Roadmap

Saturday, November 17, 2012

Debating In Your Head

I flow with commentary.
Yea, it's weird.

Back when I first started watching debate, I didn't actually understand the art of flowing, (p.s. still working on that shorthand... kinda) but then it clicked. Like one of those clicky pens, which I then used two of in rounds, like most people. Except for those debaters who use one pen, which is silly and confusing, or the hipsters with pencils. But now, I use three whenever I watch rounds, so I can add my own thoughts in another color. Neat, huh? Typically, Aff is red, Neg is blue, and I'm in black. As I'm scribbling the rough draft of this post on a bright pink Post-It note, I'm watching and commentating on a round which began with a 1AC, as is tradition, but this one desperately screamed to be turned on its head. And, rather than flowing the round all that carefully, I'm writing my own turns in the free space on the flow. It's much more fun.

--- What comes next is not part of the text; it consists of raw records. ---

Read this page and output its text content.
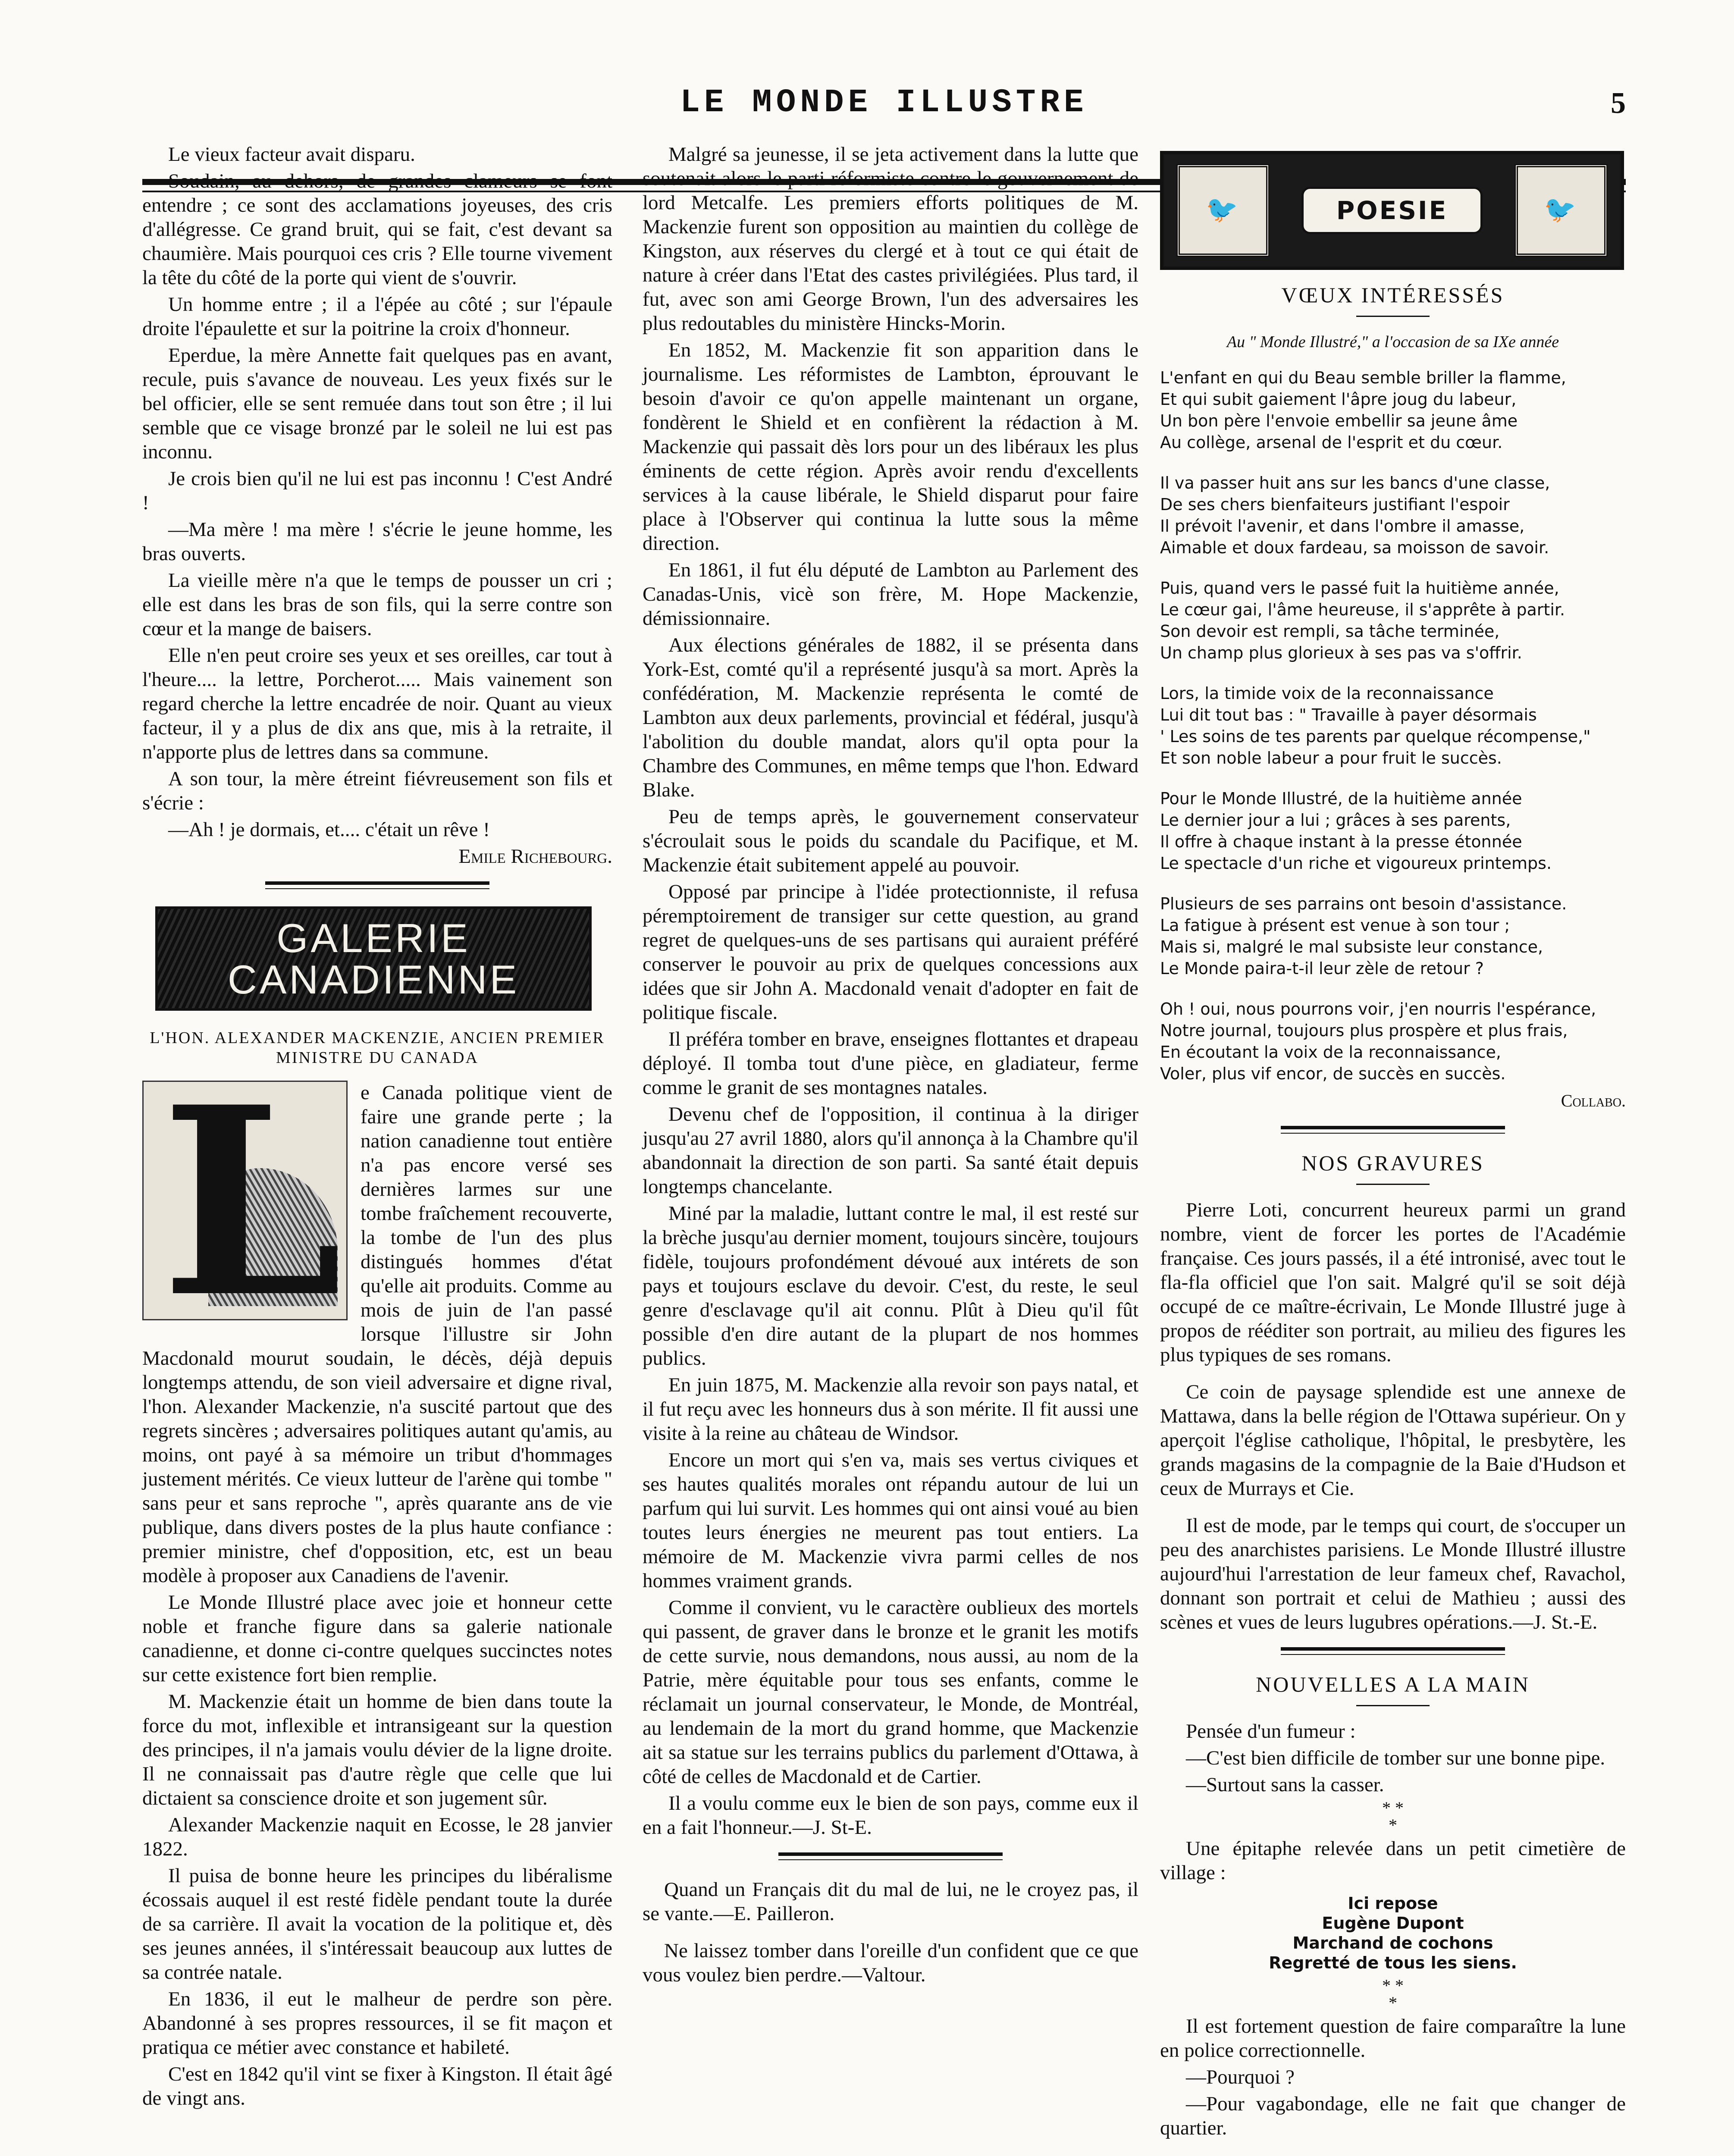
LE MONDE ILLUSTRE	5

Le vieux facteur avait disparu.

Soudain, au dehors, de grandes clameurs se font entendre ; ce sont des acclamations joyeuses, des cris d'allégresse. Ce grand bruit, qui se fait, c'est devant sa chaumière. Mais pourquoi ces cris ? Elle tourne vivement la tête du côté de la porte qui vient de s'ouvrir.

Un homme entre ; il a l'épée au côté ; sur l'épaule droite l'épaulette et sur la poitrine la croix d'honneur.

Eperdue, la mère Annette fait quelques pas en avant, recule, puis s'avance de nouveau. Les yeux fixés sur le bel officier, elle se sent remuée dans tout son être ; il lui semble que ce visage bronzé par le soleil ne lui est pas inconnu.

Je crois bien qu'il ne lui est pas inconnu ! C'est André !

—Ma mère ! ma mère ! s'écrie le jeune homme, les bras ouverts.

La vieille mère n'a que le temps de pousser un cri ; elle est dans les bras de son fils, qui la serre contre son cœur et la mange de baisers.

Elle n'en peut croire ses yeux et ses oreilles, car tout à l'heure.... la lettre, Porcherot..... Mais vainement son regard cherche la lettre encadrée de noir. Quant au vieux facteur, il y a plus de dix ans que, mis à la retraite, il n'apporte plus de lettres dans sa commune.

A son tour, la mère étreint fiévreusement son fils et s'écrie :

—Ah ! je dormais, et.... c'était un rêve !

Emile Richebourg.
GALERIE
CANADIENNE
L'HON. ALEXANDER MACKENZIE, ANCIEN PREMIER MINISTRE DU CANADA
L e Canada politique vient de faire une grande perte ; la nation canadienne tout entière n'a pas encore versé ses dernières larmes sur une tombe fraîchement recouverte, la tombe de l'un des plus distingués hommes d'état qu'elle ait produits. Comme au mois de juin de l'an passé lorsque l'illustre sir John Macdonald mourut soudain, le décès, déjà depuis longtemps attendu, de son vieil adversaire et digne rival, l'hon. Alexander Mackenzie, n'a suscité partout que des regrets sincères ; adversaires politiques autant qu'amis, au moins, ont payé à sa mémoire un tribut d'hommages justement mérités. Ce vieux lutteur de l'arène qui tombe " sans peur et sans reproche ", après quarante ans de vie publique, dans divers postes de la plus haute confiance : premier ministre, chef d'opposition, etc, est un beau modèle à proposer aux Canadiens de l'avenir.

Le Monde Illustré place avec joie et honneur cette noble et franche figure dans sa galerie nationale canadienne, et donne ci-contre quelques succinctes notes sur cette existence fort bien remplie.

M. Mackenzie était un homme de bien dans toute la force du mot, inflexible et intransigeant sur la question des principes, il n'a jamais voulu dévier de la ligne droite. Il ne connaissait pas d'autre règle que celle que lui dictaient sa conscience droite et son jugement sûr.

Alexander Mackenzie naquit en Ecosse, le 28 janvier 1822.

Il puisa de bonne heure les principes du libéralisme écossais auquel il est resté fidèle pendant toute la durée de sa carrière. Il avait la vocation de la politique et, dès ses jeunes années, il s'intéressait beaucoup aux luttes de sa contrée natale.

En 1836, il eut le malheur de perdre son père. Abandonné à ses propres ressources, il se fit maçon et pratiqua ce métier avec constance et habileté.

C'est en 1842 qu'il vint se fixer à Kingston. Il était âgé de vingt ans.

Malgré sa jeunesse, il se jeta activement dans la lutte que soutenait alors le parti réformiste contre le gouvernement de lord Metcalfe. Les premiers efforts politiques de M. Mackenzie furent son opposition au maintien du collège de Kingston, aux réserves du clergé et à tout ce qui était de nature à créer dans l'Etat des castes privilégiées. Plus tard, il fut, avec son ami George Brown, l'un des adversaires les plus redoutables du ministère Hincks-Morin.

En 1852, M. Mackenzie fit son apparition dans le journalisme. Les réformistes de Lambton, éprouvant le besoin d'avoir ce qu'on appelle maintenant un organe, fondèrent le Shield et en confièrent la rédaction à M. Mackenzie qui passait dès lors pour un des libéraux les plus éminents de cette région. Après avoir rendu d'excellents services à la cause libérale, le Shield disparut pour faire place à l'Observer qui continua la lutte sous la même direction.

En 1861, il fut élu député de Lambton au Parlement des Canadas-Unis, vicè son frère, M. Hope Mackenzie, démissionnaire.

Aux élections générales de 1882, il se présenta dans York-Est, comté qu'il a représenté jusqu'à sa mort. Après la confédération, M. Mackenzie représenta le comté de Lambton aux deux parlements, provincial et fédéral, jusqu'à l'abolition du double mandat, alors qu'il opta pour la Chambre des Communes, en même temps que l'hon. Edward Blake.

Peu de temps après, le gouvernement conservateur s'écroulait sous le poids du scandale du Pacifique, et M. Mackenzie était subitement appelé au pouvoir.

Opposé par principe à l'idée protectionniste, il refusa péremptoirement de transiger sur cette question, au grand regret de quelques-uns de ses partisans qui auraient préféré conserver le pouvoir au prix de quelques concessions aux idées que sir John A. Macdonald venait d'adopter en fait de politique fiscale.

Il préféra tomber en brave, enseignes flottantes et drapeau déployé. Il tomba tout d'une pièce, en gladiateur, ferme comme le granit de ses montagnes natales.

Devenu chef de l'opposition, il continua à la diriger jusqu'au 27 avril 1880, alors qu'il annonça à la Chambre qu'il abandonnait la direction de son parti. Sa santé était depuis longtemps chancelante.

Miné par la maladie, luttant contre le mal, il est resté sur la brèche jusqu'au dernier moment, toujours sincère, toujours fidèle, toujours profondément dévoué aux intérets de son pays et toujours esclave du devoir. C'est, du reste, le seul genre d'esclavage qu'il ait connu. Plût à Dieu qu'il fût possible d'en dire autant de la plupart de nos hommes publics.

En juin 1875, M. Mackenzie alla revoir son pays natal, et il fut reçu avec les honneurs dus à son mérite. Il fit aussi une visite à la reine au château de Windsor.

Encore un mort qui s'en va, mais ses vertus civiques et ses hautes qualités morales ont répandu autour de lui un parfum qui lui survit. Les hommes qui ont ainsi voué au bien toutes leurs énergies ne meurent pas tout entiers. La mémoire de M. Mackenzie vivra parmi celles de nos hommes vraiment grands.

Comme il convient, vu le caractère oublieux des mortels qui passent, de graver dans le bronze et le granit les motifs de cette survie, nous demandons, nous aussi, au nom de la Patrie, mère équitable pour tous ses enfants, comme le réclamait un journal conservateur, le Monde, de Montréal, au lendemain de la mort du grand homme, que Mackenzie ait sa statue sur les terrains publics du parlement d'Ottawa, à côté de celles de Macdonald et de Cartier.

Il a voulu comme eux le bien de son pays, comme eux il en a fait l'honneur.—J. St-E.

Quand un Français dit du mal de lui, ne le croyez pas, il se vante.—E. Pailleron.

Ne laissez tomber dans l'oreille d'un confident que ce que vous voulez bien perdre.—Valtour.

🐦	POESIE	🐦
VŒUX INTÉRESSÉS
Au " Monde Illustré," a l'occasion de sa IXe année
L'enfant en qui du Beau semble briller la flamme,
Et qui subit gaiement l'âpre joug du labeur,
Un bon père l'envoie embellir sa jeune âme
Au collège, arsenal de l'esprit et du cœur.
Il va passer huit ans sur les bancs d'une classe,
De ses chers bienfaiteurs justifiant l'espoir
Il prévoit l'avenir, et dans l'ombre il amasse,
Aimable et doux fardeau, sa moisson de savoir.
Puis, quand vers le passé fuit la huitième année,
Le cœur gai, l'âme heureuse, il s'apprête à partir.
Son devoir est rempli, sa tâche terminée,
Un champ plus glorieux à ses pas va s'offrir.
Lors, la timide voix de la reconnaissance
Lui dit tout bas : " Travaille à payer désormais
' Les soins de tes parents par quelque récompense,"
Et son noble labeur a pour fruit le succès.
Pour le Monde Illustré, de la huitième année
Le dernier jour a lui ; grâces à ses parents,
Il offre à chaque instant à la presse étonnée
Le spectacle d'un riche et vigoureux printemps.
Plusieurs de ses parrains ont besoin d'assistance.
La fatigue à présent est venue à son tour ;
Mais si, malgré le mal subsiste leur constance,
Le Monde paira-t-il leur zèle de retour ?
Oh ! oui, nous pourrons voir, j'en nourris l'espérance,
Notre journal, toujours plus prospère et plus frais,
En écoutant la voix de la reconnaissance,
Voler, plus vif encor, de succès en succès.
Collabo.
NOS GRAVURES

Pierre Loti, concurrent heureux parmi un grand nombre, vient de forcer les portes de l'Académie française. Ces jours passés, il a été intronisé, avec tout le fla-fla officiel que l'on sait. Malgré qu'il se soit déjà occupé de ce maître-écrivain, Le Monde Illustré juge à propos de rééditer son portrait, au milieu des figures les plus typiques de ses romans.

Ce coin de paysage splendide est une annexe de Mattawa, dans la belle région de l'Ottawa supérieur. On y aperçoit l'église catholique, l'hôpital, le presbytère, les grands magasins de la compagnie de la Baie d'Hudson et ceux de Murrays et Cie.

Il est de mode, par le temps qui court, de s'occuper un peu des anarchistes parisiens. Le Monde Illustré illustre aujourd'hui l'arrestation de leur fameux chef, Ravachol, donnant son portrait et celui de Mathieu ; aussi des scènes et vues de leurs lugubres opérations.—J. St.-E.

NOUVELLES A LA MAIN

Pensée d'un fumeur :

—C'est bien difficile de tomber sur une bonne pipe.

—Surtout sans la casser.

* *
*

Une épitaphe relevée dans un petit cimetière de village :

Ici repose
Eugène Dupont
Marchand de cochons
Regretté de tous les siens.
* *
*

Il est fortement question de faire comparaître la lune en police correctionnelle.

—Pourquoi ?

—Pour vagabondage, elle ne fait que changer de quartier.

I'm an in-head debater. I debate in my head. It's a thing.

I always have been, ever since watching my first ever LD round back in the day and silently urging my favorite debater to say ______, and when he didn't, I was a little bitter, even though I knew it was my first time watching and he was like, really good, so I was probably wrong and he probably wasn't. But then, after he lost the round, I thought, see?? Should've listened to me.

The curse of an in-head debater.

...no but seriously, this round is bizarre. And I'm not sure why the negative stil isn't saying what I want her to.

Oh yea, she can't hear me. Because I'm talking to myself again. Riiight.

The fun thing about debating in your head is that you always have the last word. I mean, seriously, every single argument you brought up was dropped. Also, you get to feel like you won because you thought of things none of the other debaters ever thought of before. And, you can even argue from both sides of the resolution. Can't do that when you're an actual competitor, can you?

The sad thing is they never actually respond to your arguments. And that makes me feel terribly disregarded and lugubrious.

Just the other day, at a debate tournament (yea, we already had our first one), I went up against one of my favorite debaters, that one that I'm terrified of so/because I watch him debate all the time, and I'm telling you, it was a seriously odd feeling to have him actually answer the arguments I brought up. Usually he ignores me because I'm not usually saying them out loud usually. And then, because he's awesome, I almost wished there was another debater up there to give the rebuttals but turns out that was my job. Great.

We already talk to ourselves and the wall at tournaments. I suppose it makes sense that we'd debate in our heads. Just don't do it out loud if you're not actually debating or you'll get yelled at by the judge probably. I'm just saying.

You're homeschooled, so I doubt you ever stop debating.